Tutuklanmaları istendi
Yargılama aşamasında müştekilerin şikayetlerinden vazgeçtikleri
ancak söz konusu suçun şikayete bağlı olmadığının hatırlatıldığı
mütalaada, Yusuf Aydemir, Mehmet Ali Aydemir ve Besim Dursun'un
fikir ve eylem birliği içerisinde hareket ettikleri, üzerlerine
atılı ve eylemlerine uyan 'kişiyi hürriyetinden yoksun kılma ve
çocuğa ya da beden veya ruh bakımından kendisini savunamayacak
durumda bulunan kişiye karşı kasten öldürme' suçlarını iştirak
halinde işledikleri bildirildi. 3 sanığın ağırlaştırılmış müebbet
ve 4 yıldan 14'er yıla kadar hapis cezasına çarptırılmaları talep
edildi.
Ayşe Artam ve Yıldırım Artam'ın da 'cinayete ve kişiyi
hürriyetinden yoksun kılma suçuna yardım' suçlarından 29 yıl 4'er
ay hapisle cezalandırılmalarını isteyen savcı, amca Musa Aydemir ve
Hatun Dursun hakkında ise delil yetersizliğinden beraat kararı
verilmesini talep etti.
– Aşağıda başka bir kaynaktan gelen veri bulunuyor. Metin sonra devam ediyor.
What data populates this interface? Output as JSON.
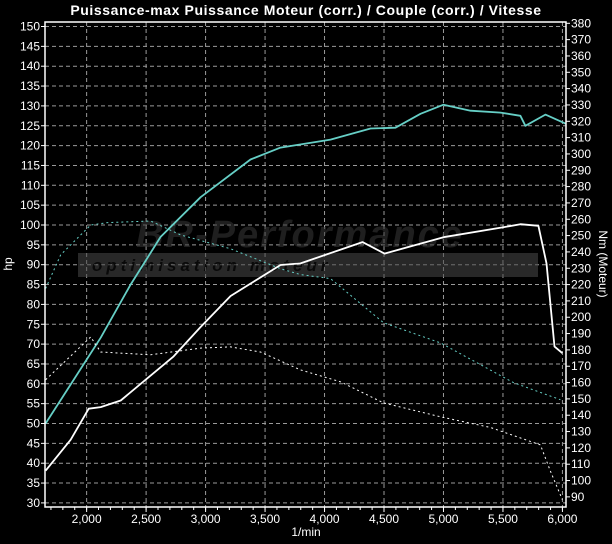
{
  "chart_data": {
    "type": "line",
    "title": "Puissance-max Puissance Moteur (corr.) / Couple (corr.) / Vitesse",
    "xlabel": "1/min",
    "ylabel": "hp",
    "y2label": "Nm (Moteur)",
    "xlim": [
      1650,
      6030
    ],
    "ylim": [
      30,
      150
    ],
    "y2lim": [
      88,
      382
    ],
    "xticks": [
      2000,
      2500,
      3000,
      3500,
      4000,
      4500,
      5000,
      5500,
      6000
    ],
    "xtick_labels": [
      "2,000",
      "2,500",
      "3,000",
      "3,500",
      "4,000",
      "4,500",
      "5,000",
      "5,500",
      "6,000"
    ],
    "yticks": [
      30,
      35,
      40,
      45,
      50,
      55,
      60,
      65,
      70,
      75,
      80,
      85,
      90,
      95,
      100,
      105,
      110,
      115,
      120,
      125,
      130,
      135,
      140,
      145,
      150
    ],
    "y2ticks": [
      90,
      100,
      110,
      120,
      130,
      140,
      150,
      160,
      170,
      180,
      190,
      200,
      210,
      220,
      230,
      240,
      250,
      260,
      270,
      280,
      290,
      300,
      310,
      320,
      330,
      340,
      350,
      360,
      370,
      380
    ],
    "grid": true,
    "background": "#000000",
    "watermark": {
      "line1": "BR-Performance",
      "line2": "optimisation moteur"
    },
    "series": [
      {
        "axis": "left",
        "style": "solid",
        "color": "#66cfc6",
        "x": [
          1655,
          2118,
          2370,
          2622,
          2958,
          3378,
          3630,
          4050,
          4387,
          4597,
          4807,
          5000,
          5227,
          5479,
          5647,
          5689,
          5857,
          6030
        ],
        "y": [
          50,
          71.6,
          85,
          97,
          107,
          116.5,
          119.5,
          121.5,
          124.3,
          124.5,
          128,
          130.3,
          128.8,
          128.3,
          127.5,
          125,
          127.8,
          125.5
        ]
      },
      {
        "axis": "right",
        "style": "solid",
        "color": "#ffffff",
        "x": [
          1655,
          1866,
          2017,
          2118,
          2286,
          2731,
          2958,
          3210,
          3630,
          3798,
          4319,
          4504,
          5000,
          5496,
          5647,
          5798,
          5866,
          5933,
          6000
        ],
        "y": [
          106,
          125,
          144,
          145,
          149,
          176,
          194,
          213,
          232,
          233,
          246,
          239,
          249,
          255,
          257,
          256,
          233,
          182,
          178
        ]
      },
      {
        "axis": "left",
        "style": "dashed",
        "color": "#66cfc6",
        "x": [
          1655,
          1782,
          2034,
          2176,
          2538,
          2790,
          3210,
          3630,
          3798,
          4050,
          4496,
          4975,
          5588,
          5983
        ],
        "y": [
          84,
          92.5,
          100,
          100.6,
          101,
          97.5,
          94,
          89,
          87.5,
          86.5,
          75.4,
          70.3,
          60.3,
          56
        ]
      },
      {
        "axis": "left",
        "style": "dashed",
        "color": "#ffffff",
        "x": [
          1655,
          2034,
          2118,
          2538,
          2958,
          3210,
          3462,
          3798,
          4134,
          4496,
          4975,
          5395,
          5815,
          5899,
          6000
        ],
        "y": [
          61,
          71.8,
          68,
          67.3,
          69,
          69.3,
          68,
          63.5,
          60.5,
          55.2,
          51.7,
          49,
          44.6,
          38,
          30.8
        ]
      }
    ]
  }
}
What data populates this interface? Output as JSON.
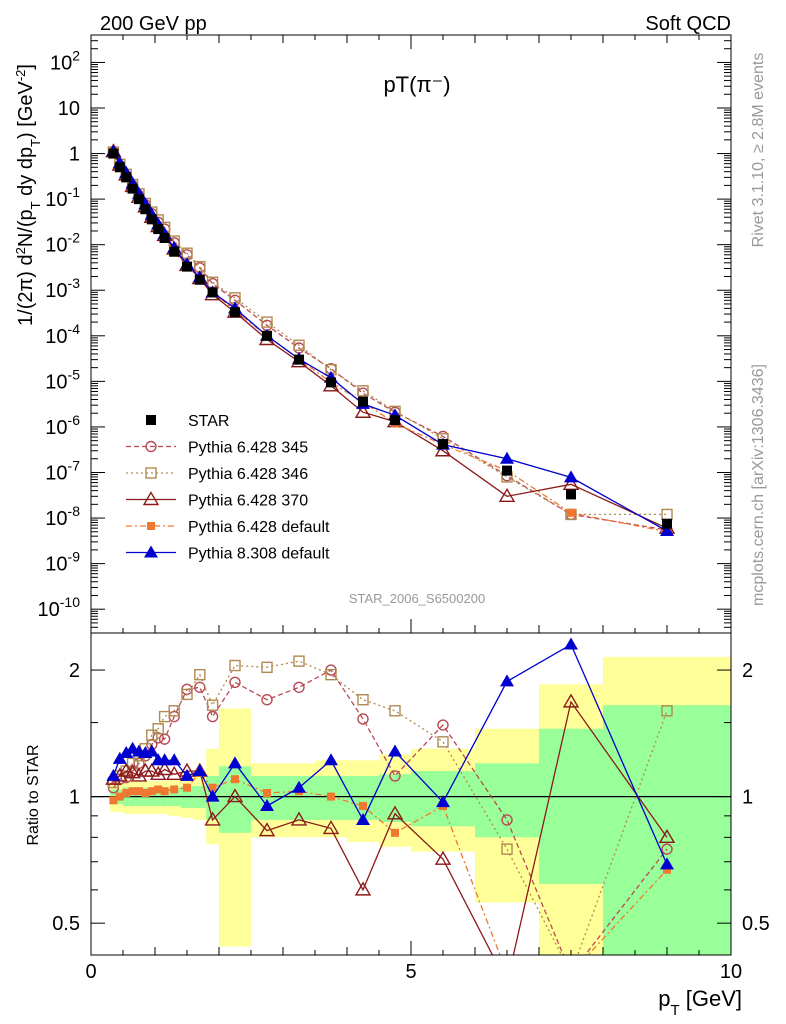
{
  "header": {
    "left": "200 GeV pp",
    "right": "Soft QCD",
    "plot_title": "pT(π⁻)",
    "analysis": "STAR_2006_S6500200",
    "side_rivet": "Rivet 3.1.10, ≥ 2.8M events",
    "side_mcplots": "mcplots.cern.ch [arXiv:1306.3436]"
  },
  "chart_data": {
    "type": "scatter",
    "x_axis": {
      "label_main": "p",
      "label_sub": "T",
      "label_unit": " [GeV]",
      "range": [
        0,
        10
      ],
      "ticks": [
        "0",
        "5",
        "10"
      ]
    },
    "top_panel": {
      "y_axis": {
        "label_html": "1/(2π) d²N/(p_T dy dp_T) [GeV⁻²]",
        "log": true,
        "range": [
          3e-11,
          400
        ],
        "ticks": [
          {
            "base": "10",
            "exp": "-10",
            "v": 1e-10
          },
          {
            "base": "10",
            "exp": "-9",
            "v": 1e-09
          },
          {
            "base": "10",
            "exp": "-8",
            "v": 1e-08
          },
          {
            "base": "10",
            "exp": "-7",
            "v": 1e-07
          },
          {
            "base": "10",
            "exp": "-6",
            "v": 1e-06
          },
          {
            "base": "10",
            "exp": "-5",
            "v": 1e-05
          },
          {
            "base": "10",
            "exp": "-4",
            "v": 0.0001
          },
          {
            "base": "10",
            "exp": "-3",
            "v": 0.001
          },
          {
            "base": "10",
            "exp": "-2",
            "v": 0.01
          },
          {
            "base": "10",
            "exp": "-1",
            "v": 0.1
          },
          {
            "base": "1",
            "exp": "",
            "v": 1
          },
          {
            "base": "10",
            "exp": "",
            "v": 10
          },
          {
            "base": "10",
            "exp": "2",
            "v": 100
          }
        ]
      },
      "x": [
        0.35,
        0.45,
        0.55,
        0.65,
        0.75,
        0.85,
        0.95,
        1.05,
        1.15,
        1.3,
        1.5,
        1.7,
        1.9,
        2.25,
        2.75,
        3.25,
        3.75,
        4.25,
        4.75,
        5.5,
        6.5,
        7.5,
        9.0
      ],
      "series": [
        {
          "name": "STAR",
          "color": "#000000",
          "marker": "square-filled",
          "dash": "",
          "values": [
            1.0,
            0.5,
            0.3,
            0.17,
            0.1,
            0.06,
            0.036,
            0.022,
            0.014,
            0.007,
            0.0033,
            0.0017,
            0.0009,
            0.00033,
            0.0001,
            3e-05,
            9.5e-06,
            3.6e-06,
            1.4e-06,
            4.2e-07,
            1.1e-07,
            3.3e-08,
            7.5e-09
          ]
        },
        {
          "name": "Pythia 6.428 345",
          "color": "#b84a55",
          "marker": "circle-open",
          "dash": "5,3",
          "values": [
            1.05,
            0.55,
            0.33,
            0.2,
            0.12,
            0.075,
            0.048,
            0.031,
            0.022,
            0.011,
            0.006,
            0.0031,
            0.0014,
            0.0006,
            0.00017,
            5.4e-05,
            1.9e-05,
            5.5e-06,
            2.1e-06,
            6.2e-07,
            8.5e-08,
            1.2e-08,
            5.5e-09
          ]
        },
        {
          "name": "Pythia 6.428 346",
          "color": "#b08a50",
          "marker": "square-open",
          "dash": "2,3",
          "values": [
            1.08,
            0.58,
            0.35,
            0.21,
            0.13,
            0.08,
            0.052,
            0.035,
            0.024,
            0.012,
            0.0065,
            0.0033,
            0.0015,
            0.00068,
            0.0002,
            6.2e-05,
            1.8e-05,
            6.2e-06,
            2.2e-06,
            5.5e-07,
            8e-08,
            1.2e-08,
            1.2e-08
          ]
        },
        {
          "name": "Pythia 6.428 370",
          "color": "#8b1a1a",
          "marker": "triangle-open",
          "dash": "",
          "values": [
            1.1,
            0.56,
            0.34,
            0.19,
            0.11,
            0.068,
            0.04,
            0.025,
            0.016,
            0.008,
            0.0035,
            0.0018,
            0.0008,
            0.00033,
            8.3e-05,
            2.7e-05,
            8e-06,
            2.1e-06,
            1.3e-06,
            3e-07,
            3e-08,
            5.5e-08,
            6e-09
          ]
        },
        {
          "name": "Pythia 6.428 default",
          "color": "#f07830",
          "marker": "square-filled-small",
          "dash": "6,3,2,3",
          "values": [
            0.98,
            0.5,
            0.31,
            0.17,
            0.1,
            0.06,
            0.038,
            0.023,
            0.014,
            0.007,
            0.0034,
            0.0019,
            0.0009,
            0.00036,
            0.0001,
            3.1e-05,
            9.5e-06,
            3.5e-06,
            1.2e-06,
            4.1e-07,
            1.1e-07,
            1.3e-08,
            5e-09
          ]
        },
        {
          "name": "Pythia 8.308 default",
          "color": "#0000d0",
          "marker": "triangle-filled",
          "dash": "",
          "values": [
            1.12,
            0.62,
            0.38,
            0.22,
            0.13,
            0.077,
            0.046,
            0.028,
            0.017,
            0.0085,
            0.0037,
            0.0019,
            0.0009,
            0.0004,
            0.0001,
            3.1e-05,
            1.2e-05,
            3.2e-06,
            1.8e-06,
            4.1e-07,
            2e-07,
            7.8e-08,
            5.2e-09
          ]
        }
      ]
    },
    "ratio_panel": {
      "y_axis": {
        "label": "Ratio to STAR",
        "log": true,
        "range": [
          0.42,
          2.45
        ],
        "ticks": [
          {
            "label": "0.5",
            "v": 0.5
          },
          {
            "label": "1",
            "v": 1
          },
          {
            "label": "2",
            "v": 2
          }
        ]
      },
      "bands_green": [
        {
          "x0": 0.3,
          "x1": 0.4,
          "lo": 0.96,
          "hi": 1.04
        },
        {
          "x0": 0.4,
          "x1": 0.5,
          "lo": 0.96,
          "hi": 1.04
        },
        {
          "x0": 0.5,
          "x1": 0.6,
          "lo": 0.95,
          "hi": 1.05
        },
        {
          "x0": 0.6,
          "x1": 0.7,
          "lo": 0.95,
          "hi": 1.05
        },
        {
          "x0": 0.7,
          "x1": 0.8,
          "lo": 0.95,
          "hi": 1.05
        },
        {
          "x0": 0.8,
          "x1": 0.9,
          "lo": 0.95,
          "hi": 1.05
        },
        {
          "x0": 0.9,
          "x1": 1.0,
          "lo": 0.95,
          "hi": 1.05
        },
        {
          "x0": 1.0,
          "x1": 1.1,
          "lo": 0.95,
          "hi": 1.05
        },
        {
          "x0": 1.1,
          "x1": 1.2,
          "lo": 0.95,
          "hi": 1.05
        },
        {
          "x0": 1.2,
          "x1": 1.4,
          "lo": 0.95,
          "hi": 1.05
        },
        {
          "x0": 1.4,
          "x1": 1.6,
          "lo": 0.94,
          "hi": 1.06
        },
        {
          "x0": 1.6,
          "x1": 1.8,
          "lo": 0.94,
          "hi": 1.06
        },
        {
          "x0": 1.8,
          "x1": 2.0,
          "lo": 0.88,
          "hi": 1.12
        },
        {
          "x0": 2.0,
          "x1": 2.5,
          "lo": 0.82,
          "hi": 1.18
        },
        {
          "x0": 2.5,
          "x1": 3.0,
          "lo": 0.88,
          "hi": 1.12
        },
        {
          "x0": 3.0,
          "x1": 3.5,
          "lo": 0.88,
          "hi": 1.12
        },
        {
          "x0": 3.5,
          "x1": 4.0,
          "lo": 0.88,
          "hi": 1.12
        },
        {
          "x0": 4.0,
          "x1": 4.5,
          "lo": 0.88,
          "hi": 1.12
        },
        {
          "x0": 4.5,
          "x1": 5.0,
          "lo": 0.87,
          "hi": 1.13
        },
        {
          "x0": 5.0,
          "x1": 6.0,
          "lo": 0.85,
          "hi": 1.15
        },
        {
          "x0": 6.0,
          "x1": 7.0,
          "lo": 0.8,
          "hi": 1.2
        },
        {
          "x0": 7.0,
          "x1": 8.0,
          "lo": 0.62,
          "hi": 1.45
        },
        {
          "x0": 8.0,
          "x1": 10.0,
          "lo": 0.42,
          "hi": 1.65
        }
      ],
      "bands_yellow": [
        {
          "x0": 0.3,
          "x1": 0.4,
          "lo": 0.92,
          "hi": 1.08
        },
        {
          "x0": 0.4,
          "x1": 0.5,
          "lo": 0.92,
          "hi": 1.08
        },
        {
          "x0": 0.5,
          "x1": 0.6,
          "lo": 0.91,
          "hi": 1.09
        },
        {
          "x0": 0.6,
          "x1": 0.7,
          "lo": 0.91,
          "hi": 1.09
        },
        {
          "x0": 0.7,
          "x1": 0.8,
          "lo": 0.91,
          "hi": 1.09
        },
        {
          "x0": 0.8,
          "x1": 0.9,
          "lo": 0.91,
          "hi": 1.09
        },
        {
          "x0": 0.9,
          "x1": 1.0,
          "lo": 0.91,
          "hi": 1.09
        },
        {
          "x0": 1.0,
          "x1": 1.1,
          "lo": 0.91,
          "hi": 1.09
        },
        {
          "x0": 1.1,
          "x1": 1.2,
          "lo": 0.91,
          "hi": 1.09
        },
        {
          "x0": 1.2,
          "x1": 1.4,
          "lo": 0.9,
          "hi": 1.1
        },
        {
          "x0": 1.4,
          "x1": 1.6,
          "lo": 0.89,
          "hi": 1.11
        },
        {
          "x0": 1.6,
          "x1": 1.8,
          "lo": 0.88,
          "hi": 1.12
        },
        {
          "x0": 1.8,
          "x1": 2.0,
          "lo": 0.77,
          "hi": 1.3
        },
        {
          "x0": 2.0,
          "x1": 2.5,
          "lo": 0.44,
          "hi": 1.62
        },
        {
          "x0": 2.5,
          "x1": 3.0,
          "lo": 0.8,
          "hi": 1.2
        },
        {
          "x0": 3.0,
          "x1": 3.5,
          "lo": 0.8,
          "hi": 1.2
        },
        {
          "x0": 3.5,
          "x1": 4.0,
          "lo": 0.8,
          "hi": 1.22
        },
        {
          "x0": 4.0,
          "x1": 4.5,
          "lo": 0.78,
          "hi": 1.22
        },
        {
          "x0": 4.5,
          "x1": 5.0,
          "lo": 0.76,
          "hi": 1.26
        },
        {
          "x0": 5.0,
          "x1": 6.0,
          "lo": 0.74,
          "hi": 1.3
        },
        {
          "x0": 6.0,
          "x1": 7.0,
          "lo": 0.56,
          "hi": 1.45
        },
        {
          "x0": 7.0,
          "x1": 8.0,
          "lo": 0.42,
          "hi": 1.85
        },
        {
          "x0": 8.0,
          "x1": 10.0,
          "lo": 0.42,
          "hi": 2.15
        }
      ],
      "ratios": {
        "Pythia 6.428 345": [
          1.05,
          1.1,
          1.11,
          1.15,
          1.2,
          1.25,
          1.33,
          1.38,
          1.37,
          1.55,
          1.8,
          1.82,
          1.55,
          1.87,
          1.7,
          1.82,
          2.0,
          1.53,
          1.12,
          1.48,
          0.88,
          0.38,
          0.75
        ],
        "Pythia 6.428 346": [
          1.08,
          1.12,
          1.15,
          1.2,
          1.25,
          1.3,
          1.4,
          1.45,
          1.55,
          1.6,
          1.75,
          1.95,
          1.65,
          2.05,
          2.03,
          2.1,
          1.95,
          1.7,
          1.6,
          1.35,
          0.75,
          0.38,
          1.6
        ],
        "Pythia 6.428 370": [
          1.1,
          1.12,
          1.15,
          1.14,
          1.12,
          1.15,
          1.15,
          1.13,
          1.16,
          1.13,
          1.15,
          1.15,
          0.88,
          1.0,
          0.83,
          0.88,
          0.84,
          0.6,
          0.91,
          0.71,
          0.36,
          1.68,
          0.8
        ],
        "Pythia 6.428 default": [
          0.98,
          1.0,
          1.02,
          1.03,
          1.03,
          1.02,
          1.03,
          1.04,
          1.03,
          1.04,
          1.05,
          1.14,
          1.05,
          1.1,
          1.02,
          1.03,
          1.0,
          0.95,
          0.82,
          0.95,
          0.38,
          0.38,
          0.67
        ],
        "Pythia 8.308 default": [
          1.12,
          1.23,
          1.27,
          1.3,
          1.28,
          1.27,
          1.28,
          1.22,
          1.22,
          1.22,
          1.12,
          1.15,
          1.0,
          1.2,
          0.95,
          1.05,
          1.22,
          0.88,
          1.28,
          0.97,
          1.88,
          2.3,
          0.69
        ]
      }
    }
  }
}
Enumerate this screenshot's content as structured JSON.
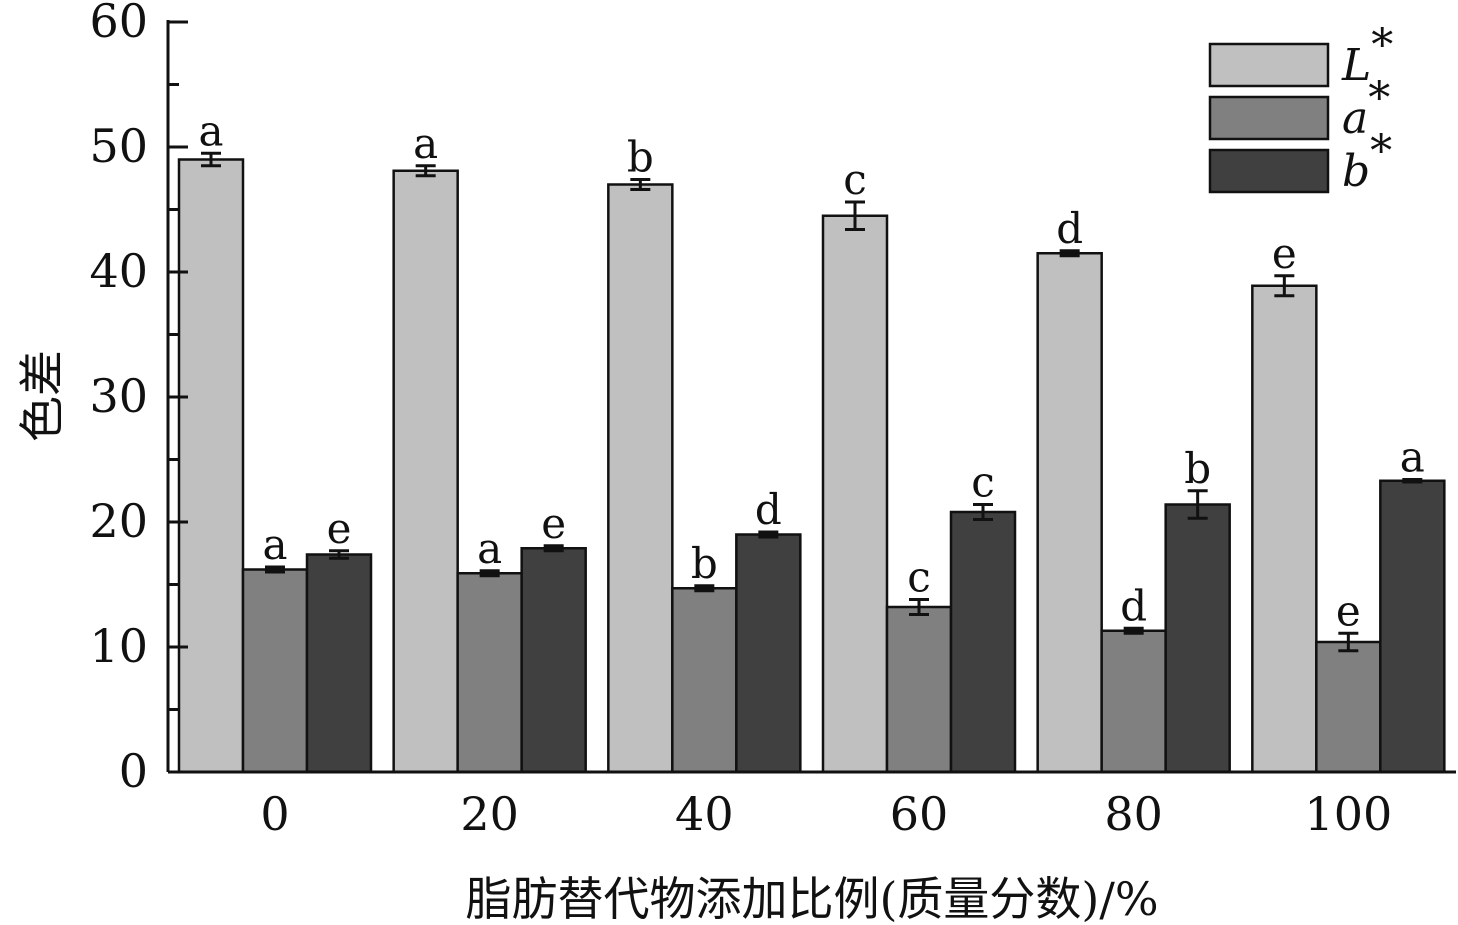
{
  "chart_data": {
    "type": "bar",
    "categories": [
      "0",
      "20",
      "40",
      "60",
      "80",
      "100"
    ],
    "xlabel": "脂肪替代物添加比例(质量分数)/%",
    "ylabel": "色差",
    "ylim": [
      0,
      60
    ],
    "yticks": [
      "0",
      "10",
      "20",
      "30",
      "40",
      "50",
      "60"
    ],
    "grid": false,
    "legend_position": "top-right",
    "series": [
      {
        "name": "L*",
        "legend_main": "L",
        "legend_sup": "*",
        "color": "#c0c0c0",
        "values": [
          49.0,
          48.1,
          47.0,
          44.5,
          41.5,
          38.9
        ],
        "errors": [
          0.5,
          0.4,
          0.4,
          1.1,
          0.2,
          0.8
        ],
        "labels": [
          "a",
          "a",
          "b",
          "c",
          "d",
          "e"
        ]
      },
      {
        "name": "a*",
        "legend_main": "a",
        "legend_sup": "*",
        "color": "#808080",
        "values": [
          16.2,
          15.9,
          14.7,
          13.2,
          11.3,
          10.4
        ],
        "errors": [
          0.2,
          0.2,
          0.2,
          0.6,
          0.2,
          0.7
        ],
        "labels": [
          "a",
          "a",
          "b",
          "c",
          "d",
          "e"
        ]
      },
      {
        "name": "b*",
        "legend_main": "b",
        "legend_sup": "*",
        "color": "#404040",
        "values": [
          17.4,
          17.9,
          19.0,
          20.8,
          21.4,
          23.3
        ],
        "errors": [
          0.3,
          0.2,
          0.2,
          0.6,
          1.1,
          0.1
        ],
        "labels": [
          "e",
          "e",
          "d",
          "c",
          "b",
          "a"
        ]
      }
    ]
  }
}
Cumhuriyet savcısı, tutuksuz sanıklar
Mehmet Ali Aydemir, Besim Dursun, Ayşe Artam ve Yıldırım Artam'ın,
hükümle birlikte tutuklanmalarına karar verilmesini de talep
etti.
Amca Yusuf Aydemir ağırlaştırılmış müebbet hapis cezası
almıştı
Ağrı 1. Ağır Ceza Mahkemesinde 2 Ekim 2020 günü görülen Leyla
Aydemir öldürülmesi ile ilgili karar davasında tutuklu sanık amca
Yusuf Aydemir hakkında ağırlaştırılmış müebbet hapis cezası
verilirken, tutuksuz 6 sanık hakkında beraat kararı verildi.
3 ay sonra amca Aydemir’e tahliye
Minik Leyla’nın karar davasından 3 ay sonra ağırlaştırılmış müebbet
hapis cezasıyla tutuklanan amca Yusuf Aydemir tahliye edildi.
Verilen karar dilekçesinde “Yusuf Aydemir'in tutukluluk halinin
devamına karar verilmesinin ileride telafisi güç mağduriyetine
sebebiyet verebileceği, tutuklamanın bir ceza değil tedbir
niteliğinde olduğu gözetilerek tahliyesine, başka suçtan hükümlü
veya tutuklu değilse derhal tahliyesinin sağlanması için Ağrı
Cumhuriyet Başsavcılığı Esas Masasına müzekkere yazılmasına, karar
kesinleştiğinde dosyanın mahkemesine gönderilmesine, dosya
üzerinden yapılan inceleme sonunda, (I) bendindeki red kararı ve
tahliye kararı yönünden kararın tebliğinden itibaren 7 gün içinde
Dairemize dilekçe verilmesi veya tutanağa geçirilmek üzere zabıt
kâtibine beyanda bulunulması, bir başka Bölge Adliye Mahkemesi Ceza
Dairesi veya İlk Derece Ceza Mahkemesi aracılığıyla dilekçe
gönderilmesi suretiyle, nihai olarak Erzurum Bölge Adliye Mahkemesi
2. Ceza Dairesi tarafından incelenmek üzere Dairemiz nezdinde
itiraz yolu açık, bozma kararı yönünden ise Ceza Muhakemesi
Kanunu'nun 286/1 maddesi gereğince kesin olmak üzere 21/12/2020
tarihinde oy birliği ile karar verildi” denildi.